ADANA -  Yer Bilimci ve Yüksek Jeoloji Mühendisi Tevfik Hoş, Ayasofya Camisi’nin yüzyıllardır depreme olan dayanaklılığına dair sırları anlatan ‘Ayasofya’nın Deprem Sırları’ isimli belgeseli çekti. İstanbul’un yüzyıllardır büyük depremlere şahit olduğunu fakat Ayasofya’nın yapım tekniklerinden dolayı ayakta kalmayı başardığını kaydeden Hoş, “Ayasofya’daki gibi bugün de jeoloji ve inşaat mühendisliği teknikleriyle büyük ölçekli depremlere karşı dayanıklı yapılar inşa edilebilir" dedi.

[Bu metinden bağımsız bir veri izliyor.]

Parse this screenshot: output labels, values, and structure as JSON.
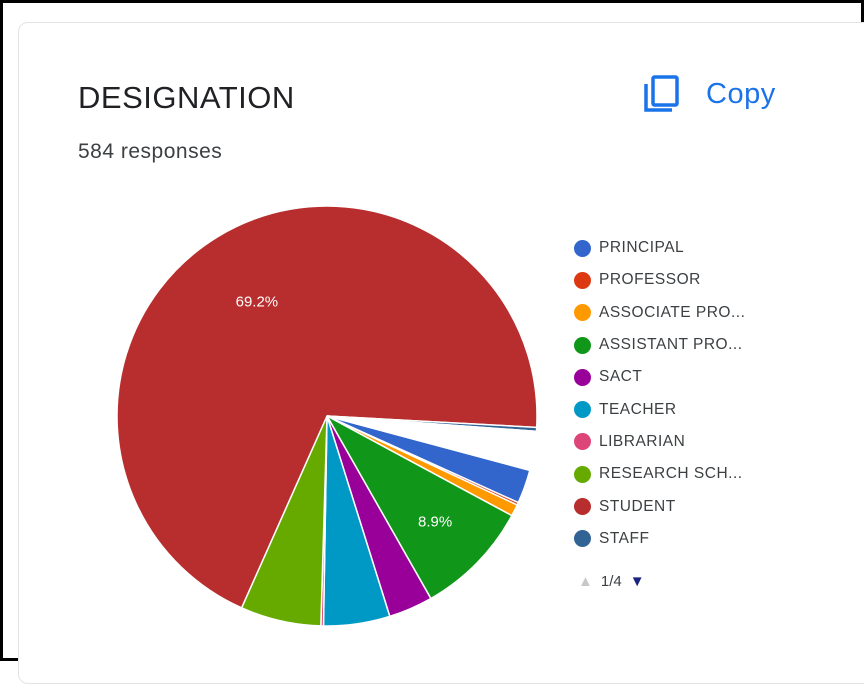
{
  "card": {
    "title": "DESIGNATION",
    "responses": "584 responses",
    "copy_label": "Copy",
    "copy_icon": "copy-icon"
  },
  "chart_data": {
    "type": "pie",
    "total_responses": 584,
    "slices": [
      {
        "label": "PRINCIPAL",
        "percent": 2.6,
        "color": "#3366cc"
      },
      {
        "label": "PROFESSOR",
        "percent": 0.2,
        "color": "#dc3912"
      },
      {
        "label": "ASSOCIATE PRO...",
        "percent": 0.9,
        "color": "#ff9900"
      },
      {
        "label": "ASSISTANT PRO...",
        "percent": 8.9,
        "color": "#109618"
      },
      {
        "label": "SACT",
        "percent": 3.4,
        "color": "#990099"
      },
      {
        "label": "TEACHER",
        "percent": 5.1,
        "color": "#0099c6"
      },
      {
        "label": "LIBRARIAN",
        "percent": 0.2,
        "color": "#dd4477"
      },
      {
        "label": "RESEARCH SCH...",
        "percent": 6.2,
        "color": "#66aa00"
      },
      {
        "label": "STUDENT",
        "percent": 69.2,
        "color": "#b82e2e"
      },
      {
        "label": "STAFF",
        "percent": 0.3,
        "color": "#316395"
      }
    ],
    "remaining_percent": 3.0,
    "remaining_color": "#ffffff",
    "data_labels": [
      {
        "slice": "STUDENT",
        "text": "69.2%"
      },
      {
        "slice": "ASSISTANT PRO...",
        "text": "8.9%"
      }
    ],
    "legend_position": "right",
    "legend_page": "1/4"
  }
}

Türkiye’nin simgelerinden olan ve Temmuz 2020’de 86 yıl sonra tekrardan ibadete açılan tarihi Ayasofya Camisi, varlığı boyunca birçok büyük deprem görse de ayakta kalmayı başardı. Çok sayıda bilim insanı tarafından yapım tekniği açısından araştırılan Ayasofya Camisi, depreme olan dayanaklılığı yönünden dikkat çekmeye devam ediyor. Ülkenin tarihi yapıları hakkındaki çalışmalarıyla tanınan ve 2019’da Bosna Hersek Uluslararası Turizm Festivali’nde 'Yeraltındaki Kapadokya' en iyi belgesel film dalında birincilik ödülünü kazanan Yer Bilimci ve Yüksek Jeoloji Mühendisi Tevfik Hoş, Ayasofya’nın dayanıklı yapısını ele alarak belgesel çekti.  Yapımı haziran ayında tamamlanan Ayasofya’nın Deprem Sırları belgeselinde tarihi yapının mimarisine dair ilginç bilgiler ve sırlara dikkat çeken Hoş, depremin önüne geçmenin zor olmadığını söyledi.

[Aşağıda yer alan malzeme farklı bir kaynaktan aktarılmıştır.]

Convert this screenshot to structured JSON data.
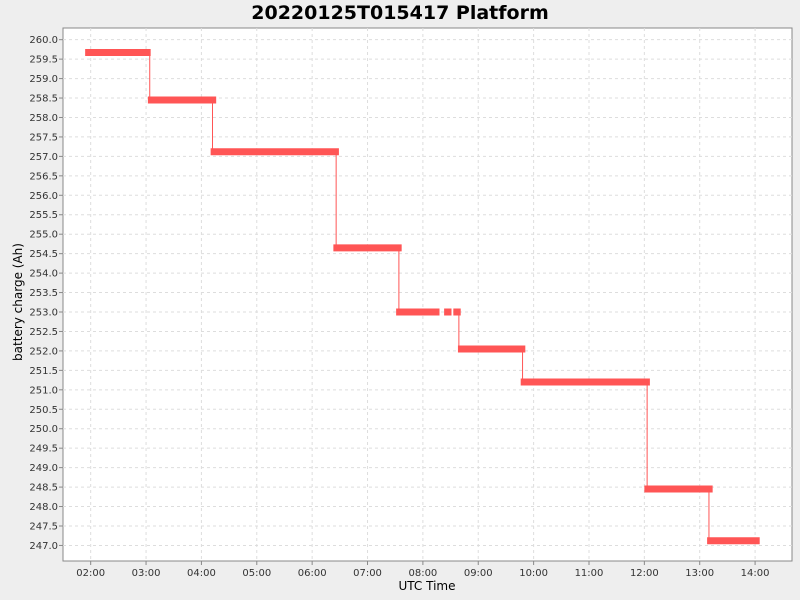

‘1500 YILDIR AYAKTA OLAN BİR BAŞYAPIT’

Türkiye’nin yüzde 90’ından fazla bölümünün deprem riski altında olduğunu söyleyen Hoş, İstanbul’un son 250 yılda yaşadığı depremlerle büyük yıkımlar gördüğünü kaydetti. Kentin her deprem sonrası adeta küllerinden yeniden doğduğunu anlatan Hoş, “Belgeselimizde İstanbul’un yaşadığı yıkımları hatırlatarak dayanıklılığı az olan binaları için Ayasofya üzerinden çıkarımlar elde etmeye çalıştık. Bir takım küçük onarımlar geçirmesine rağmen Ayasofya, 1500 yıldır ayakta kalmaya devam ediyor. Günümüzün binaları için ilham kaynağı oluyor.  Genç Antik Çağ bilgeliğiyle inşa edilen Ayasofya, yer seçimi, hafif inşaat malzemesi kullanımı, deprem durumunda yapı yüklerinin azaltılmasına dayanan statik çözümleri ve mimarlık tarihi açısından eşsiz bir başyapıttır. Ayasofya gibi bugün de jeoloji ve inşaat mühendisliği teknikleriyle büyük ölçekli depremlere karşı dayanıklı yapılar inşa edilebilir. Günümüzün yapı teknolojisiyle depremi ülkemizin gündeminden kalıcı şekilde kaldırabiliriz. Deprem asla kader değildir" diye konuştu.